京都大学大学院の積山薫教授らの研究グループは、3カ月間の運動介入により高齢者の認知機能が向上し、脳の構造(皮質容積や皮質厚)が変化することを明らかにした。
運動習慣が、認知機能や脳の活動、皮質容積、皮質厚を変化させることが報告されてきたが、これらが関連することをはっきり示した研究はほとんどない。また、これまで報告されてきた運動介入期間は6カ月以上が多く、3カ月という短期間の運動介入による効果について行動面と神経学的側面を網羅した確かな知見が得られていなかった。
研究チームは3カ月間の運動介入プログラムを準備。高齢者50名(平均年齢73歳)を、体操教室に週1回通う介入群と通わない待機群に分け、脳の皮質容積や皮質厚、ならびに認知課題中の脳領域間のつながり(機能連結)の変化を、磁気共鳴画像法(MRI)を用いて調べた。

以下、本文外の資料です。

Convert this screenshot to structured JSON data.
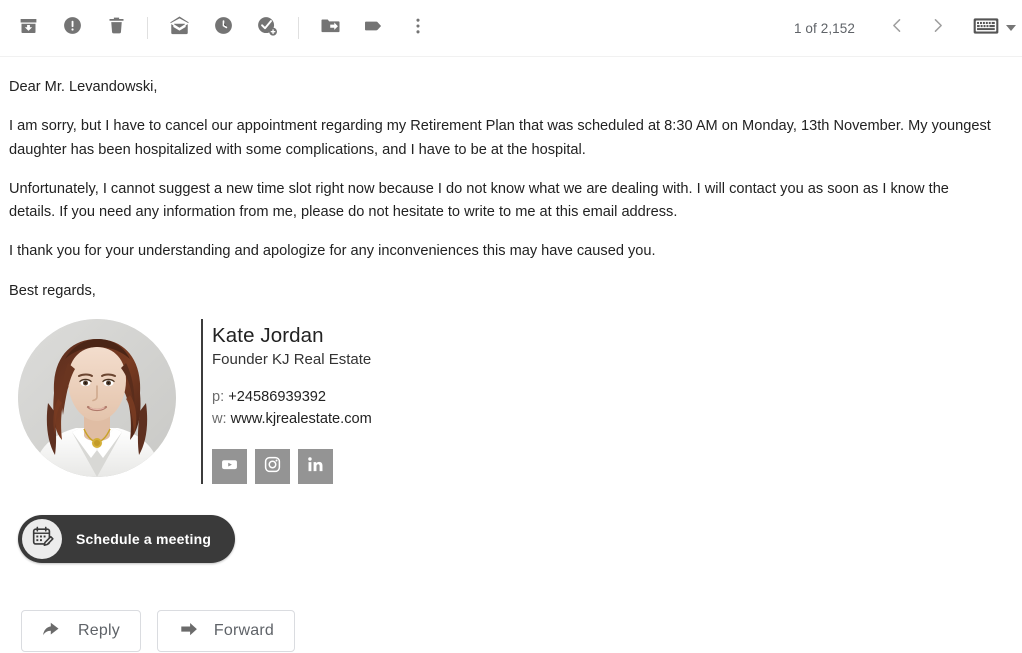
{
  "toolbar": {
    "actions": [
      {
        "name": "archive-icon",
        "title": "Archive"
      },
      {
        "name": "report-spam-icon",
        "title": "Report spam"
      },
      {
        "name": "delete-icon",
        "title": "Delete"
      },
      {
        "name": "mark-unread-icon",
        "title": "Mark as unread"
      },
      {
        "name": "snooze-icon",
        "title": "Snooze"
      },
      {
        "name": "add-to-tasks-icon",
        "title": "Add to tasks"
      },
      {
        "name": "move-to-icon",
        "title": "Move to"
      },
      {
        "name": "labels-icon",
        "title": "Labels"
      },
      {
        "name": "more-options-icon",
        "title": "More"
      }
    ],
    "counter": "1 of 2,152",
    "prev_title": "Older",
    "next_title": "Newer",
    "keyboard_icon": "keyboard-icon",
    "keyboard_caret": "chevron-down-icon"
  },
  "email": {
    "greeting": "Dear Mr. Levandowski,",
    "paragraph_1": "I am sorry, but I have to cancel our appointment regarding my Retirement Plan that was scheduled at 8:30 AM on Monday, 13th November. My youngest daughter has been hospitalized with some complications, and I have to be at the hospital.",
    "paragraph_2": "Unfortunately, I cannot suggest a new time slot right now because I do not know what we are dealing with. I will contact you as soon as I know the details. If you need any information from me, please do not hesitate to write to me at this email address.",
    "paragraph_3": "I thank you for your understanding and apologize for any inconveniences this may have caused you.",
    "closing": "Best regards,"
  },
  "signature": {
    "avatar_alt": "Kate Jordan portrait",
    "name": "Kate Jordan",
    "role": "Founder KJ Real Estate",
    "phone_label": "p:",
    "phone": "+24586939392",
    "web_label": "w:",
    "web": "www.kjrealestate.com",
    "socials": [
      {
        "name": "youtube-icon",
        "title": "YouTube"
      },
      {
        "name": "instagram-icon",
        "title": "Instagram"
      },
      {
        "name": "linkedin-icon",
        "title": "LinkedIn"
      }
    ]
  },
  "schedule_button": {
    "label": "Schedule a meeting",
    "icon": "calendar-edit-icon"
  },
  "actions": {
    "reply_label": "Reply",
    "reply_icon": "reply-arrow-icon",
    "forward_label": "Forward",
    "forward_icon": "forward-arrow-icon"
  },
  "colors": {
    "icon_gray": "#747474",
    "text_dark": "#222222",
    "meta_gray": "#5f6368",
    "social_gray": "#949494",
    "schedule_dark": "#3a3a3a"
  }
}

その結果、介入群は認知成績が向上し、前頭前野(中前頭溝)の皮質容積が増えているほど認知成績が向上していた。待機群では、課題成績や前頭前野の皮質容積や皮質厚の変化はなく、海馬の容積が減少していた。また、待機期間中、認知成績をより維持している人ほど、認知課題中の前頭前野の領域間のつながり(機能的連結)が強くなっており、認知機能低下を補う代償機能が働いていると考えられるという。

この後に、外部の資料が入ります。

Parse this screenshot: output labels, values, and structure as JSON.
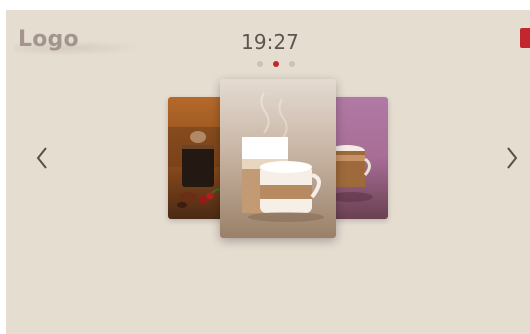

これらの結果は、高齢者が日頃の運動を続けることにより、脳や認知機能の変化を促し、日常生活の質を維持できる可能性を示唆している。今後は、前頭前野を含む脳の可塑性における年齢的な限界や、より効果的に認知機能や脳の可塑性を促す方法を課題として、科学的知見を積み上げていく必要があるとしている。